The story goes that a Supreme or Federal Court that convenes a larger bench than usual to hear a matter of importance is like a red rag to a bull when it comes to the High Court deciding whether the grant special leave to appeal from that decision.
Whether that be the case or not, the High Court has on 17 August 2018 granted special leave to appeal in the matter of what is known as Amerind, being a decision of the Victorian Court of Appeal constituted by 5 Judges, concerning the intersection of insolvency law and trust law. It is more formally known as Commonwealth v Byrnes and Hewitt  VSCA 41.

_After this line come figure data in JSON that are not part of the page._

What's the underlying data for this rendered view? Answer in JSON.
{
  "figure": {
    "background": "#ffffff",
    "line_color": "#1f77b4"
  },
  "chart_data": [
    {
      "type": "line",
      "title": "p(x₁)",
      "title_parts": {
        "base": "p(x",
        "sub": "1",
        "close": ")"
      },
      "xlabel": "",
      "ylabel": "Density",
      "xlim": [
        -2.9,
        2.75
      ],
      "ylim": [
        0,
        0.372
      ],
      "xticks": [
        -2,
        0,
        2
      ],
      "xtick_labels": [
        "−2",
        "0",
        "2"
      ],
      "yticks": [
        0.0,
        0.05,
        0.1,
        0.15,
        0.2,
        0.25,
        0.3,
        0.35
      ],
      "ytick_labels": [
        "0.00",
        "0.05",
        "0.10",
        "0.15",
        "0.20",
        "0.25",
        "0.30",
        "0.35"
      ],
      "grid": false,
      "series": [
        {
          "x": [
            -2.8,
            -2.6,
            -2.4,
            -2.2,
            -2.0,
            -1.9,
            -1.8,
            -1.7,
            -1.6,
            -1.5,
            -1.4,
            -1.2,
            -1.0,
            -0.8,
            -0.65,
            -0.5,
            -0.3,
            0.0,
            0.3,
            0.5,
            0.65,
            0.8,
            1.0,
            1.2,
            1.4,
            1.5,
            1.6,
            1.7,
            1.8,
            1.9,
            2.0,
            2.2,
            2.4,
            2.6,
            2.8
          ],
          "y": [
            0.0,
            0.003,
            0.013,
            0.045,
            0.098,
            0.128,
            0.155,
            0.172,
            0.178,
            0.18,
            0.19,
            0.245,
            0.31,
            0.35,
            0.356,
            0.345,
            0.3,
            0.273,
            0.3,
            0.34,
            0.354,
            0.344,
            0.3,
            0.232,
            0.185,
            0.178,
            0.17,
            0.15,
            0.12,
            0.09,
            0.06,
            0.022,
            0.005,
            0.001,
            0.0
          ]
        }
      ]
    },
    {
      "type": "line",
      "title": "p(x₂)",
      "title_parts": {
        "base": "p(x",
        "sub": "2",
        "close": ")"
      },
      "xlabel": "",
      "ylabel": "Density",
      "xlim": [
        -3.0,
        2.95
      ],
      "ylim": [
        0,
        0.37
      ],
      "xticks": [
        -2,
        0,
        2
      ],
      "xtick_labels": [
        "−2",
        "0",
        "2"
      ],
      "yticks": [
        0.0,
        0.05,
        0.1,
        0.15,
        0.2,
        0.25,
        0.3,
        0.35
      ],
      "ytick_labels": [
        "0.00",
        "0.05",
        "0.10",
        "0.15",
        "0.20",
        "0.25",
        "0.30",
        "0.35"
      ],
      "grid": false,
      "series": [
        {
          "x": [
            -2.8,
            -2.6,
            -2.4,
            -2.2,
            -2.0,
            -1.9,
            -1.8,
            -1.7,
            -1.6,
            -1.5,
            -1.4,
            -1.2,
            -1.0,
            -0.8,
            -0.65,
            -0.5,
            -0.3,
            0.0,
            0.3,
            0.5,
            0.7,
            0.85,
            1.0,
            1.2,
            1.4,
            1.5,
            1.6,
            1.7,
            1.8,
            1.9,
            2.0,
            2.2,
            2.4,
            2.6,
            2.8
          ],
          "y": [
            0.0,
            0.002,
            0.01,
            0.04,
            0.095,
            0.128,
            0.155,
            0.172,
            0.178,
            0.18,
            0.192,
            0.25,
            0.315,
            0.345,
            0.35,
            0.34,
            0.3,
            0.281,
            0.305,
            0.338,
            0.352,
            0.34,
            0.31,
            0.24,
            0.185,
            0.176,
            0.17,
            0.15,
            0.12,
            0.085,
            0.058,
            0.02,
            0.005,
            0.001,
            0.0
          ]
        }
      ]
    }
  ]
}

That decision was given on 28 February 2018. Another decision of a specially constituted court, though not on appeal, is that of the three judge Federal Court decision in Killarnee, decided after Amerind, which is not on all fours with Amerind, although Justice Farrell, on a particular point, noted that she was bound to follow Amerind. It was decided on 21 March 2018.
A number of decisions have since had to deal with the ‘uncertainty’ that remains in this area of law: see for example Maz Platinum Pty Ltd (in liq)  FCA 1139 where the liquidator sought directions because of what he described as the uncertainty resulting from the two decisions. Other courts have extracted a common reasoning in the more confined factual scenario upon which they have had to decide the matter. One court relied upon the now overturned trial decision in Amerind, only days before the appeal decision was given: Re Mamounia (No 3)  VSC 65.
What ‘lower’ Courts do in the meantime, pending the protracted process of setting the High Court appeal down for hearing and then possibly waiting on the High Court’s decision, will be an issue for each case, and its litigants, and counsel.
The decision to grant special leave to appeal is as predicted. Once the transcript of the hearing is available, we can comment more.
Thank you to Carrie Rome-Sievers for alerting me to the special leave decision.